On Mon, Aug 9, 2021 at 4:03 PM Paul Bryan
I don't think the SQL query is a good use case; many non-trivial queries (e.g. conditionally including clauses) require generating SQL statements dynamically.
Yes and no. Yes in that I agree -- SQL queries tend to have too much dynamic nature to be simple literals. No in that -- SQL does show having the type system aid you in preventing queries with untrusted contents is quite useful. IIRC, one of the type checkers out there does exactly this? I think the focus on literal-ness is a bit misleading. In the print_request example, that it is literal isn't the concern so much as it adhering to the requirement that it's a format string with %A in it (or w/e), and being able to know that from static analysis. msg_format = "Hello, " msg_format += "%A" Isn't a literal literal, but would also be valid usage (I'd expect it to be, anyways), and statically knowable, and thus should be allowed. All this reminds me of Google's Java Errorprone and its CompileTimeConstant https://github.com/google/error-prone/blob/master/annotations/src/main/java/... annotation. It's an annotation applied to a field (which already has its own type), so its like a "trait" or "state" or "requirement" (for lack of a better term) of an instance of a type, rather than a type in its own right. I've seen this used in APIs that accept a "literal" and then return a "trusted" type, and then all the e.g. query() apis only accept that trusted type. It works pretty well as a middle ground between "ban all dynamic strings" and "any string is allowed". The overall intent also seems like a more formal way to write the sort of thing that taint-checking is doing internally: accept instances of type str, but only if they have the "has_percent_A" bit set. We can imagine all sorts of cases like this: JS/HTML/etc strings, objects that had __enter__() called previously, objects that haven't had closed() called, object that had a post_init() called, etc, etc. Doesn't Annotated fit this case nicely? e.g. sql: Annotated[str, SafeForSql] or user_home: Annotated[LatLong, SensitiveData], etc. And then it's up to a type checker to implement that state tracking.

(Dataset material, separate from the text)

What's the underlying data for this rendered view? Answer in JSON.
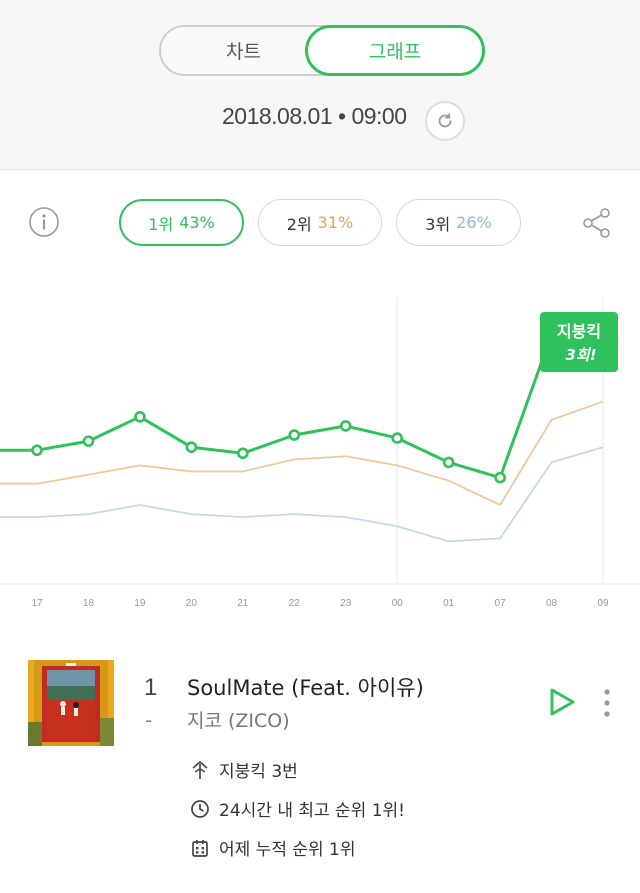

On Mon, 2021-08-09 at 22:23 +0000, gbleaney@gmail.com wrote:
The proposal is based on the assumption that a literal type is a good proxy for “a value that has been validated as safe by the caller”. That assumption seems tenuous. There are many ways the caller can perform such validation. For example, it could use a regex filter, compare against a table of known good values, scan for dangerous character sequences, or pass it though an escape transform. None of these techniques will produce a literal-typed value.
You're 100% right! There are lots of ways to make sure a given string is safe to use in a given command. The problem is, many of the ways that you suggested (regex filtering, scanning for dangerous characters, escape transforms) can have subtle implementation flaws that allow an attacker to bypass them. Additionally, users can entirely forget to make those checks. As a security engineer, I have to assume that someone somewhere along the line is going to mess up their ad-hoc regex check (or forget to write it) and let a special character slip though. `Literal[str]` gives me another way though. It lets me create *opinionated* APIs that say the user *must* supply a literal string, which the type checker can then tell me with 100% certainty was not dynamically created with user controlled input.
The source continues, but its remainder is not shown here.